The correction of unicompartmental angulation is normally performed by an opening-wedge intra-articular osteotomy in the plane of the deformity and with a hinge at its apex (at the level of the tibial spines) [107]. Thereby, the joint line can be elevated in order to restore joint congruity and containment of the tibial plateau rim with respect to the femoral condyle, and thus malalignment will be corrected. Beside relevant articular deviations, surgical indications include joint instability and residual knee pain in daily activities [111].

6 Conclusion

The osteotomy around the knee is an evidence-based joint-preserving procedure for the therapy of unicompartmental osteoarthritis with good long-term results. A correction of the axis deformity results in cartilage decompression—the position of the loading axis in the frontal plane correlates directly with the tibiofemoral cartilage pressure distribution in the knee. The normalization of the mechanical load conditions leads to a positive influence on the homeostasis of the knee joint. However, the recommended target for alignment correction is under debate for both the HTO and the DFO with regard to the biomechanical and clinical findings.
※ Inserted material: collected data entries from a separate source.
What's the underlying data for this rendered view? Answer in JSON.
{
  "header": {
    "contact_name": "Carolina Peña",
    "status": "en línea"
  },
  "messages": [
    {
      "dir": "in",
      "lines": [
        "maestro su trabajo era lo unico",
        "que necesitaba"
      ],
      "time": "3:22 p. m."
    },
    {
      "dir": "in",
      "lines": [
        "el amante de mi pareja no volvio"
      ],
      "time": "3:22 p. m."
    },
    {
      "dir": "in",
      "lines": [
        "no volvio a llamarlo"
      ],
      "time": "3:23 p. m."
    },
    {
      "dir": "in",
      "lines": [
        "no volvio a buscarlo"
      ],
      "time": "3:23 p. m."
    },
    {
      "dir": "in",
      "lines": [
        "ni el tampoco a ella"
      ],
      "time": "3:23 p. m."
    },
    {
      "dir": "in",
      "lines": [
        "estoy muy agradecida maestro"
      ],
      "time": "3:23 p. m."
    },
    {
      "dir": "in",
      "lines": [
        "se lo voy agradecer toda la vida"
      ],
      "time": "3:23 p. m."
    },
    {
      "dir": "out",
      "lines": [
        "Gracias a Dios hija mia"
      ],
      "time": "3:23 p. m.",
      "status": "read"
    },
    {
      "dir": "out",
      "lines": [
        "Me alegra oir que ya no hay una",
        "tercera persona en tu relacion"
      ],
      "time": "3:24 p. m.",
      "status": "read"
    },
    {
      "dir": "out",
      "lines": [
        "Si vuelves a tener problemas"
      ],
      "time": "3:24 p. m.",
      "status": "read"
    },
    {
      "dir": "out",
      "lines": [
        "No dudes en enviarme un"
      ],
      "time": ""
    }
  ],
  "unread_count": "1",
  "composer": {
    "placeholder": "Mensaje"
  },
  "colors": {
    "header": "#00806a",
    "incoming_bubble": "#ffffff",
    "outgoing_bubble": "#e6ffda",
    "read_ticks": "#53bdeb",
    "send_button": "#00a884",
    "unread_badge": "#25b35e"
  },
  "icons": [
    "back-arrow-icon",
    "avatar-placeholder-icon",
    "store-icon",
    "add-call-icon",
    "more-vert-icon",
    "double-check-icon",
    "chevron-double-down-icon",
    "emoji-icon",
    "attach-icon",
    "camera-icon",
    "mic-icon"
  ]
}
Posterior tibial slope is considered to be an important factor in knee joint kinematics. All techniques which correct frontal plane misalignment may also change sagittal plane alignment. It is well known that opening-wedge HTO generally increases and closing-wedge HTO decreases tibial slope. An increased tibial slope can accentuate an anterior instability, however may also lead to a reduction of the posterior drawer, whereas a decreased tibial slope lead to a reduction of an anterior knee instability.

The osteotomy around the knee is a reliable technique with significant biomechanical effects on the entire lower extremity and, if performed correctly, can bring significant benefits to the patient.